We used datasets from successive person-trip surveys from 1988 to 2018 in the Tokyo metropolitan area21. The datasets were categorised according to the purpose of trips, and one-directional trips from home to the workplace were selected. The OD matrix denotes the number of commuters aggregated by middle-sized geographical zones. A middle-sized zone is essentially equivalent to a municipal district, with the exception that some zones in rural areas contain several districts. The zones have been altered by municipal mergers and dissolutions between 1988 and 2018, and the target regions of the surveys have been extended. We selected the areas covered by all surveys from 1988 to 2018 and have a surjective mapping from the zones in 2018, to make shapefiles before 2018 (The shapefile was available only for the last survey in 2018).

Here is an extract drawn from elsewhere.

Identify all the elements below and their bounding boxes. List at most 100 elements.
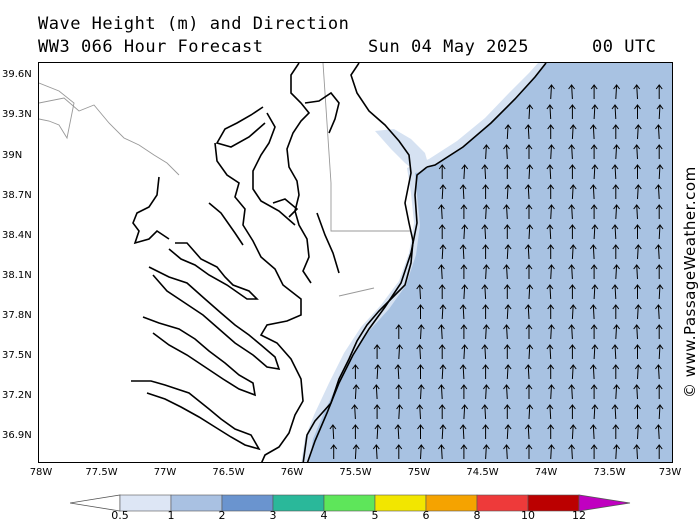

Several peripheral areas in the Ibaragi, Chiba, Kanagawa, and Saitama provinces were excluded.

The resultant matrix contained 11.77 million trips among 121 zones in 2018, 11.74 million trips among 120 zones in 2008, 10.97 million trips among 114 zones in 1998, and 9.97 million trips among 106 zones in 1988.

Core-based statistical area (CBSA) in the United States

We used LEHD Origin-Destination Employment Statistics (LODES) datasets for 201822. The datasets contain the number of jobs for each pair of residential places and workplaces at the census block level. We aggregated the data into the census tract level and analysed the OD matrix of commute trips for each core-based statistical area (CBSA) defined by the U.S. Office of Management and Budget23. The shapefiles of the census tracts were obtained from 2019 TIGER/Line shapefiles24.

There were 930 CBSAs in 2018, excluding those in Alaska and Puerto Reco25. CBSAs are classified into metropolitan statistical areas (MSAs) and micropolitan statistical areas (\(\mu\)SAs), depending on whether the population is larger than 50,000.

The population of a CBSA was computed by adding those of the counties that belong to the CBSA. County populations were taken from26.